The southern region’s manufacturing purchasing managers’ index (PMI) dropped to 49.3 in August from 50.2 in July, according to a statement (link in Chinese) released by the Economic and Information Commission of Guangdong Province. This is the first time since February 2016 that the index has fallen below the 50-mark that separates expansion from contraction.
Guangdong boasts the largest provincial economy in China. It is home to technology giants such as Tencent Holdings Ltd. and Huawei Technologies Co. Ltd., and many small manufacturing firms.
The province’s exports and imports accounted for nearly a quarter of the country’s total in the first half of the year, official data showed. About 12% of Guangdong’s two-way trade was done with the U.S. in the first six months of the year, down from 17.4% in the full year of 2017.
The headline PMI number is the weighted average of five key activity indicators: production, new orders, supplier delivery times, raw material inventories and employment. Four of the sub-indexes declined last month from July, with new orders falling by the largest margin of 1.7 points to 48.7, its first contraction in 30 months. As new business decreased and production slowed, raw material inventories ended a three-month stretch of contraction to return to expansionary territory last month, according to the commission’s statement.

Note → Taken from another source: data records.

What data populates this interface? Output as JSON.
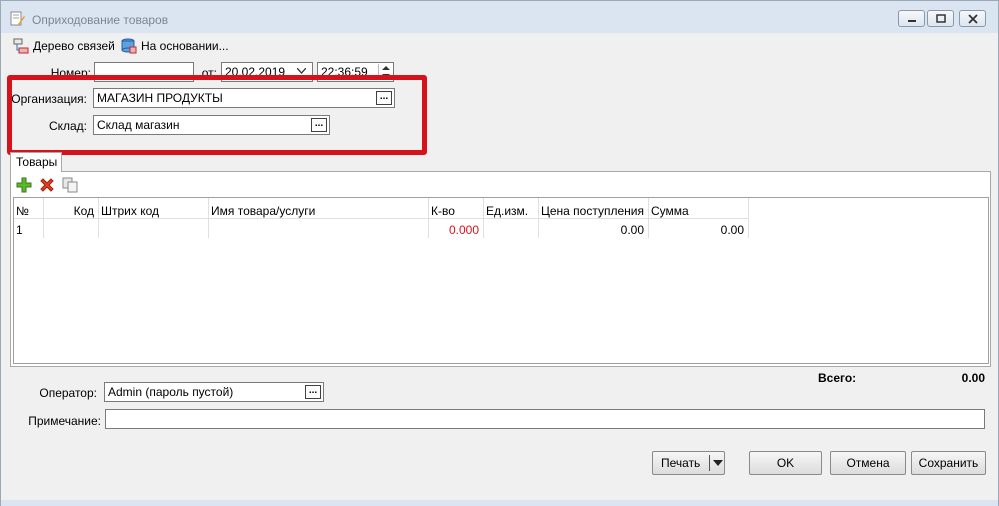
{
  "window": {
    "title": "Оприходование товаров"
  },
  "toolbar": {
    "links_tree": "Дерево связей",
    "based_on": "На основании..."
  },
  "header": {
    "number_label": "Номер:",
    "number_value": "",
    "date_label": "от:",
    "date_value": "20.02.2019",
    "time_value": "22:36:59",
    "org_label": "Организация:",
    "org_value": "МАГАЗИН ПРОДУКТЫ",
    "warehouse_label": "Склад:",
    "warehouse_value": "Склад магазин"
  },
  "tabs": {
    "goods": "Товары"
  },
  "grid": {
    "columns": [
      "№",
      "Код",
      "Штрих код",
      "Имя товара/услуги",
      "К-во",
      "Ед.изм.",
      "Цена поступления",
      "Сумма"
    ],
    "rows": [
      [
        "1",
        "",
        "",
        "",
        "0.000",
        "",
        "0.00",
        "0.00"
      ]
    ]
  },
  "footer": {
    "total_label": "Всего:",
    "total_value": "0.00",
    "operator_label": "Оператор:",
    "operator_value": "Admin (пароль пустой)",
    "note_label": "Примечание:",
    "note_value": ""
  },
  "buttons": {
    "print": "Печать",
    "ok": "OK",
    "cancel": "Отмена",
    "save": "Сохранить"
  },
  "colors": {
    "highlight": "#d8121c",
    "qty_value": "#d8121c"
  }
}
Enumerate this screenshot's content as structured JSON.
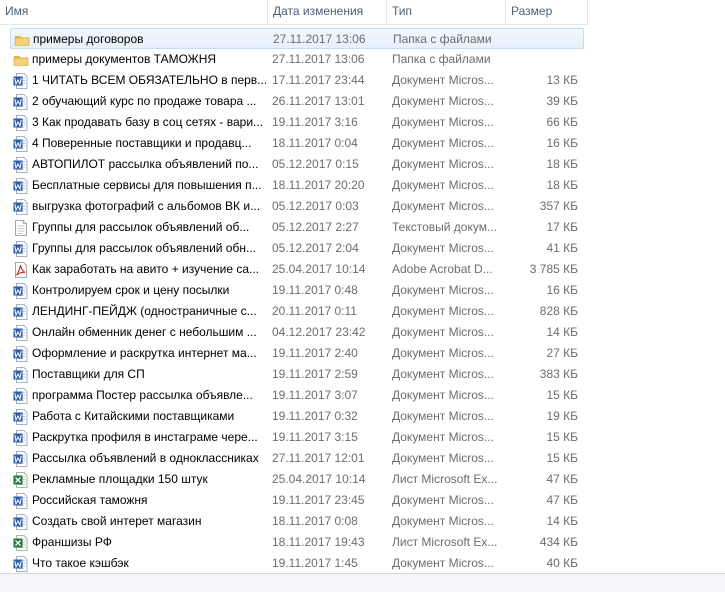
{
  "columns": {
    "name": "Имя",
    "date": "Дата изменения",
    "type": "Тип",
    "size": "Размер"
  },
  "colors": {
    "header_text": "#4c607a",
    "secondary_text": "#6d6d6d",
    "selection": "#c5dcf3"
  },
  "files": [
    {
      "icon": "folder-icon",
      "name": "примеры договоров",
      "date": "27.11.2017 13:06",
      "type": "Папка с файлами",
      "size": "",
      "selected": true
    },
    {
      "icon": "folder-icon",
      "name": "примеры документов ТАМОЖНЯ",
      "date": "27.11.2017 13:06",
      "type": "Папка с файлами",
      "size": ""
    },
    {
      "icon": "word-doc-icon",
      "name": "1 ЧИТАТЬ ВСЕМ ОБЯЗАТЕЛЬНО в перв...",
      "date": "17.11.2017 23:44",
      "type": "Документ Micros...",
      "size": "13 КБ"
    },
    {
      "icon": "word-doc-icon",
      "name": "2 обучающий курс по продаже товара ...",
      "date": "26.11.2017 13:01",
      "type": "Документ Micros...",
      "size": "39 КБ"
    },
    {
      "icon": "word-doc-icon",
      "name": "3 Как продавать базу в соц сетях - вари...",
      "date": "19.11.2017 3:16",
      "type": "Документ Micros...",
      "size": "66 КБ"
    },
    {
      "icon": "word-doc-icon",
      "name": "4 Поверенные поставщики и продавц...",
      "date": "18.11.2017 0:04",
      "type": "Документ Micros...",
      "size": "16 КБ"
    },
    {
      "icon": "word-doc-icon",
      "name": "АВТОПИЛОТ рассылка объявлений по...",
      "date": "05.12.2017 0:15",
      "type": "Документ Micros...",
      "size": "18 КБ"
    },
    {
      "icon": "word-doc-icon",
      "name": "Бесплатные сервисы для повышения п...",
      "date": "18.11.2017 20:20",
      "type": "Документ Micros...",
      "size": "18 КБ"
    },
    {
      "icon": "word-doc-icon",
      "name": "выгрузка фотографий с альбомов ВК и...",
      "date": "05.12.2017 0:03",
      "type": "Документ Micros...",
      "size": "357 КБ"
    },
    {
      "icon": "text-doc-icon",
      "name": "Группы для рассылок объявлений об...",
      "date": "05.12.2017 2:27",
      "type": "Текстовый докум...",
      "size": "17 КБ"
    },
    {
      "icon": "word-doc-icon",
      "name": "Группы для рассылок объявлений обн...",
      "date": "05.12.2017 2:04",
      "type": "Документ Micros...",
      "size": "41 КБ"
    },
    {
      "icon": "pdf-icon",
      "name": "Как заработать на авито + изучение са...",
      "date": "25.04.2017 10:14",
      "type": "Adobe Acrobat D...",
      "size": "3 785 КБ"
    },
    {
      "icon": "word-doc-icon",
      "name": "Контролируем срок и цену посылки",
      "date": "19.11.2017 0:48",
      "type": "Документ Micros...",
      "size": "16 КБ"
    },
    {
      "icon": "word-doc-icon",
      "name": "ЛЕНДИНГ-ПЕЙДЖ (одностраничные с...",
      "date": "20.11.2017 0:11",
      "type": "Документ Micros...",
      "size": "828 КБ"
    },
    {
      "icon": "word-doc-icon",
      "name": "Онлайн обменник денег с небольшим ...",
      "date": "04.12.2017 23:42",
      "type": "Документ Micros...",
      "size": "14 КБ"
    },
    {
      "icon": "word-doc-icon",
      "name": "Оформление и раскрутка интернет ма...",
      "date": "19.11.2017 2:40",
      "type": "Документ Micros...",
      "size": "27 КБ"
    },
    {
      "icon": "word-doc-icon",
      "name": "Поставщики для СП",
      "date": "19.11.2017 2:59",
      "type": "Документ Micros...",
      "size": "383 КБ"
    },
    {
      "icon": "word-doc-icon",
      "name": "программа Постер рассылка объявле...",
      "date": "19.11.2017 3:07",
      "type": "Документ Micros...",
      "size": "15 КБ"
    },
    {
      "icon": "word-doc-icon",
      "name": "Работа с Китайскими поставщиками",
      "date": "19.11.2017 0:32",
      "type": "Документ Micros...",
      "size": "19 КБ"
    },
    {
      "icon": "word-doc-icon",
      "name": "Раскрутка профиля в инстаграме чере...",
      "date": "19.11.2017 3:15",
      "type": "Документ Micros...",
      "size": "15 КБ"
    },
    {
      "icon": "word-doc-icon",
      "name": "Рассылка объявлений в одноклассниках",
      "date": "27.11.2017 12:01",
      "type": "Документ Micros...",
      "size": "15 КБ"
    },
    {
      "icon": "excel-icon",
      "name": "Рекламные площадки 150 штук",
      "date": "25.04.2017 10:14",
      "type": "Лист Microsoft Ex...",
      "size": "47 КБ"
    },
    {
      "icon": "word-doc-icon",
      "name": "Российская таможня",
      "date": "19.11.2017 23:45",
      "type": "Документ Micros...",
      "size": "47 КБ"
    },
    {
      "icon": "word-doc-icon",
      "name": "Создать свой интерет магазин",
      "date": "18.11.2017 0:08",
      "type": "Документ Micros...",
      "size": "14 КБ"
    },
    {
      "icon": "excel-icon",
      "name": "Франшизы РФ",
      "date": "18.11.2017 19:43",
      "type": "Лист Microsoft Ex...",
      "size": "434 КБ"
    },
    {
      "icon": "word-doc-icon",
      "name": "Что такое кэшбэк",
      "date": "19.11.2017 1:45",
      "type": "Документ Micros...",
      "size": "40 КБ"
    }
  ]
}
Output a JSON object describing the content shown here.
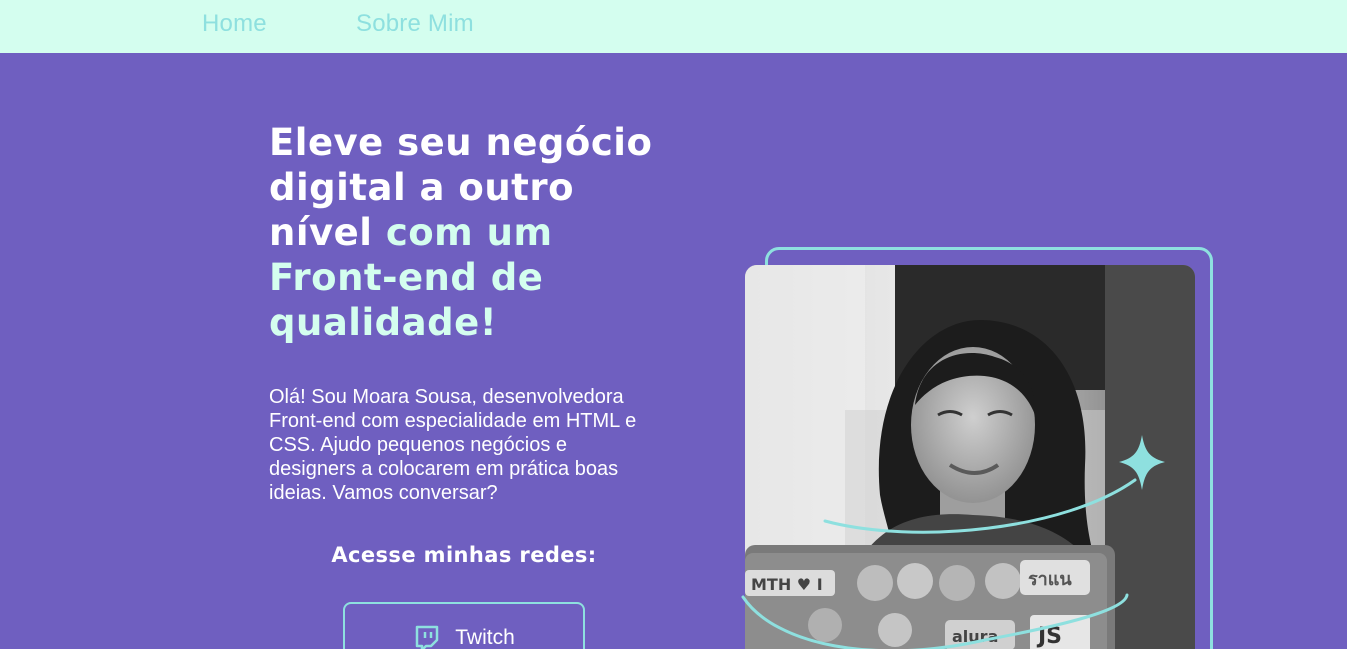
{
  "nav": {
    "home": "Home",
    "about": "Sobre Mim"
  },
  "hero": {
    "headline_white": "Eleve seu negócio digital a outro nível ",
    "headline_accent": "com um Front-end de qualidade!",
    "intro": "Olá! Sou Moara Sousa, desenvolvedora Front-end com especialidade em HTML e CSS. Ajudo pequenos negócios e designers a colocarem em prática boas ideias. Vamos conversar?",
    "social_title": "Acesse minhas redes:",
    "social_buttons": [
      {
        "label": "Twitch",
        "icon": "twitch-icon"
      }
    ]
  },
  "photo": {
    "icon": "portrait-photo",
    "laptop_stickers": [
      "MTH ♥ I",
      "ราแน",
      "JS",
      "alura"
    ]
  },
  "colors": {
    "background": "#6f5fc0",
    "nav_background": "#d4feef",
    "accent": "#8ee0df",
    "headline_accent": "#d4feef",
    "text": "#ffffff"
  }
}
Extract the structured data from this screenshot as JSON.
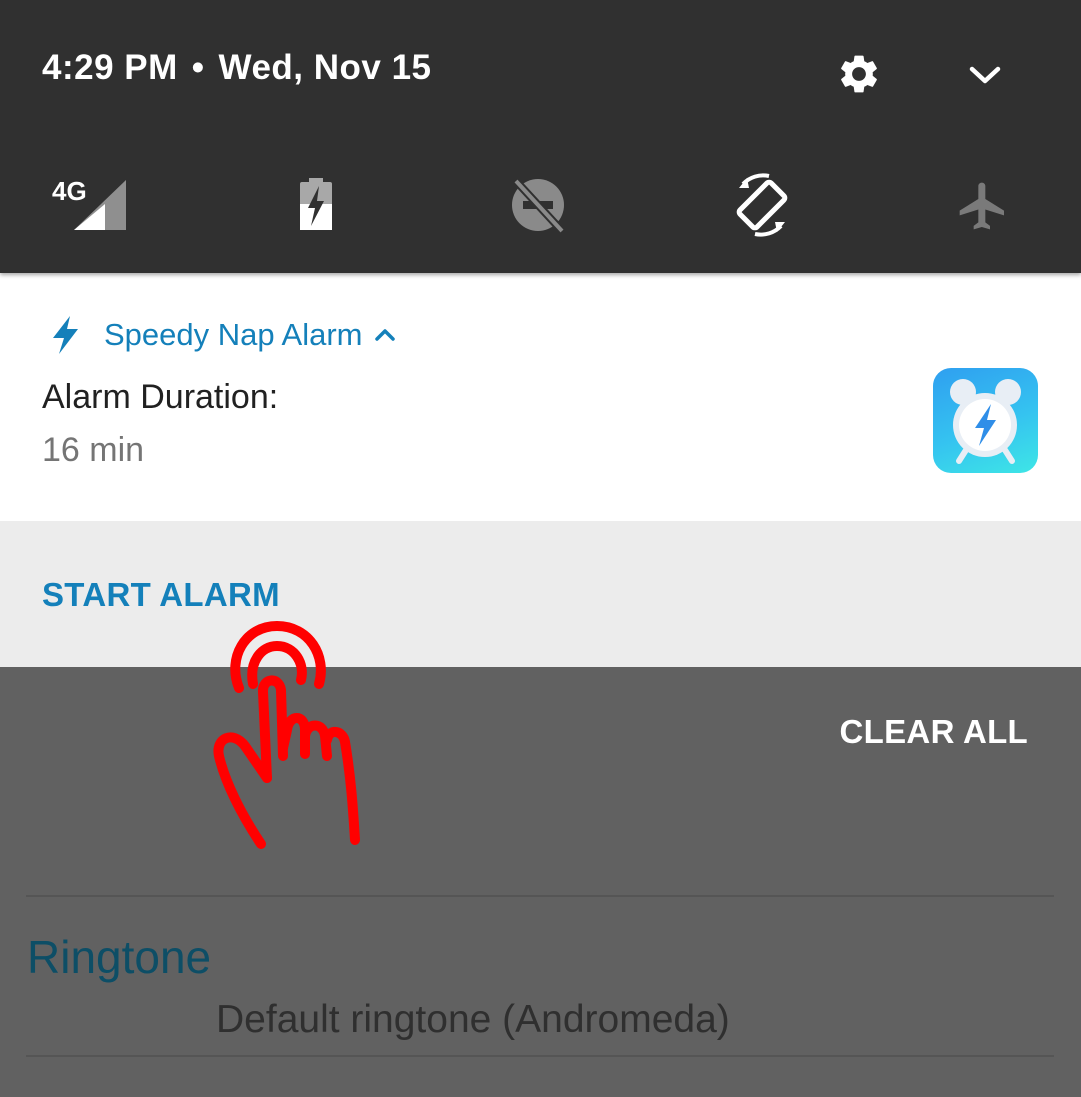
{
  "status_bar": {
    "time": "4:29 PM",
    "separator": "•",
    "date": "Wed, Nov 15",
    "icons": [
      "gear-icon",
      "chevron-down-icon"
    ]
  },
  "quick_settings": {
    "network_label": "4G",
    "tiles": [
      "signal-4g-icon",
      "battery-charging-icon",
      "do-not-disturb-off-icon",
      "auto-rotate-icon",
      "airplane-mode-icon"
    ]
  },
  "notification": {
    "app_name": "Speedy Nap Alarm",
    "title": "Alarm Duration:",
    "text": "16 min",
    "action": "START ALARM",
    "accent_color": "#1480ba"
  },
  "clear_all": "CLEAR ALL",
  "background_app": {
    "section_title": "Ringtone",
    "section_value": "Default ringtone (Andromeda)"
  },
  "overlay": {
    "icon": "tap-hand-icon",
    "color": "#ff0000"
  }
}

This round of cooling in Guangdong’s manufacturing activity, which began in May, is partly related to industrial restructuring within the country, Chen Hongyu, an economics professor at the Party School of the Guangdong Provincial Committee of the Communist Party of China, said in the statement.
“It was also due to the negative effects of changes in international economic and political factors,” he said, likely referring to the escalating trade spat between China and the United States.
The U.S. slapped 25% tariffs on $34 billion of Chinese imports on July 6 and another $16 billion on Aug. 23 to punish China for alleged unfair trade policies and technology theft. Washington is also planning tariffs on another $200 billion worth of Chinese goods from selfie sticks to semiconductors.
China has responded with tit-for-tat levies on American products and has vowed to fight back should the U.S. introduce further tariffs.
The country’s economic growth decelerated to 6.7% year-on-year in the second quarter, a reading that has not been this low since the third quarter of 2016, according to the National Bureau of Statistics. The slowdown was mainly driven by weakening infrastructure investment. But trade tensions with the U.S. are threatening to cloud the economic outlook even further.